The Limits of Inference in Complex Systems: When Stochastic Models Become Indistinguishable
Javier Aguilar, Miguel A. Muñoz, Sandro Azaele
TL;DR
The paper addresses the challenge of inferring parameters and discriminating among stochastic models from sparse time-series data when analytical likelihoods are unavailable. It develops a path-based Monte Carlo framework that combines full-path statistics with bridge processes and Radon–Nikodym derivatives to compute propagators and perform maximum-likelihood inference, even with coarse sampling. A key contribution is the bridge-change-of-measure estimator, which reduces bias and variance in propagator estimation and yields principled guidelines for optimal sampling times and dataset sizes. The framework is validated across diverse domains, revealing sharp, resolution-dependent limits on model distinguishability and emphasizing the importance of experimental design to maximize information under real-world constraints. Together, these results provide a practical toolkit for robust inference and principled measurement design in complex stochastic systems.
Abstract
Robust inference for stochastic dynamical systems is often hampered by sparse sampling and the absence of closed-form likelihoods. We introduce a Monte Carlo path-inference framework that leverages full-path statistics and bridge processes to deliver reliable parameter estimation and model selection from coarsely sampled time series, without requiring analytical solutions. Crucially, we couple mechanistic stochastic models with their inference procedures to quantify how experimental design -specifically, sampling frequency and dataset size- governs estimator precision and model distinguishability. This analysis reveals optimal sampling regimes and sharp, resolution-dependent limits beyond which competing models become empirically indistinguishable.

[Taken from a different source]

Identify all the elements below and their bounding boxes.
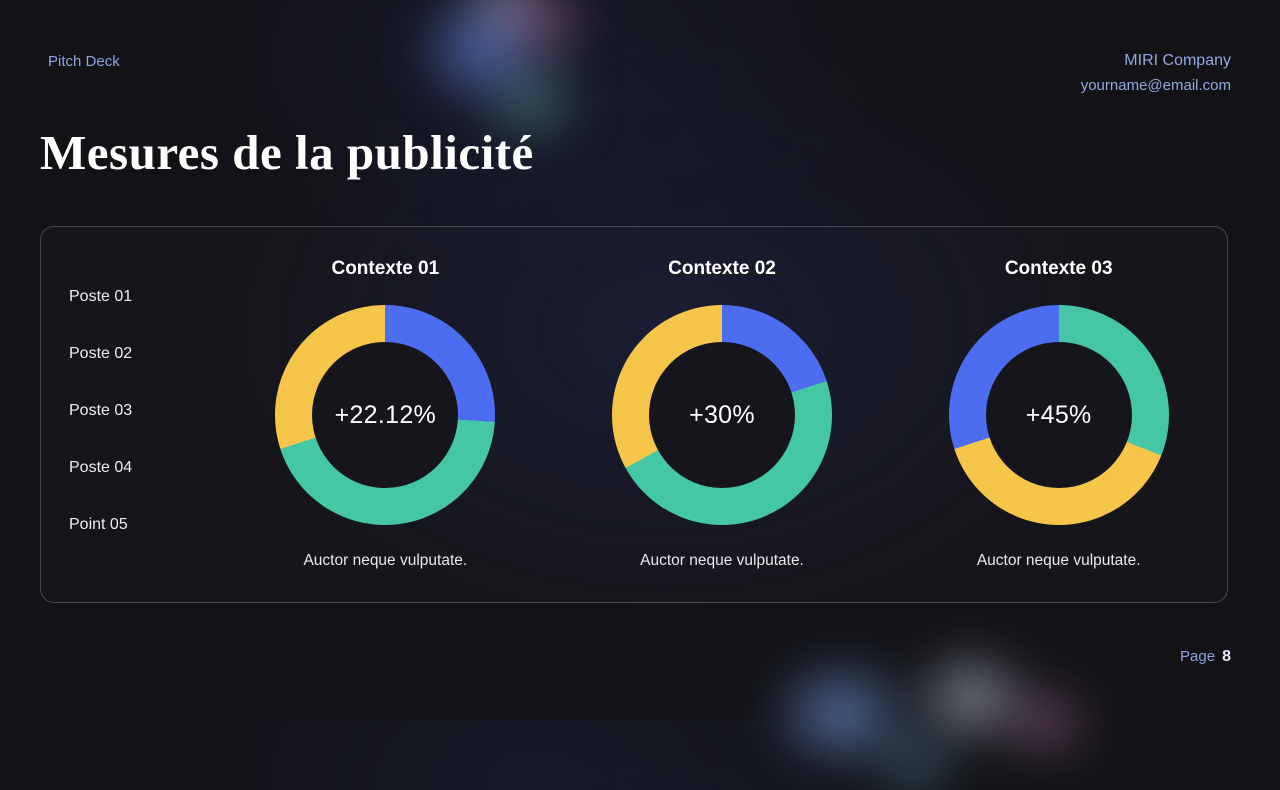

We validate the approach across four disparate systems -trajectories of optically trapped particles, human microbiome dynamics, social-media topic mentions, and forest population time series- recovering parameters and identifying when inference is fundamentally constrained by measurement resolution, thereby clarifying ongoing debates about dominant noise sources in these systems. Together, these results establish path-based Monte Carlo as a practical, general tool for inference and model discrimination in complex systems and provide principled guidelines for designing measurements that maximize information under real-world constraints.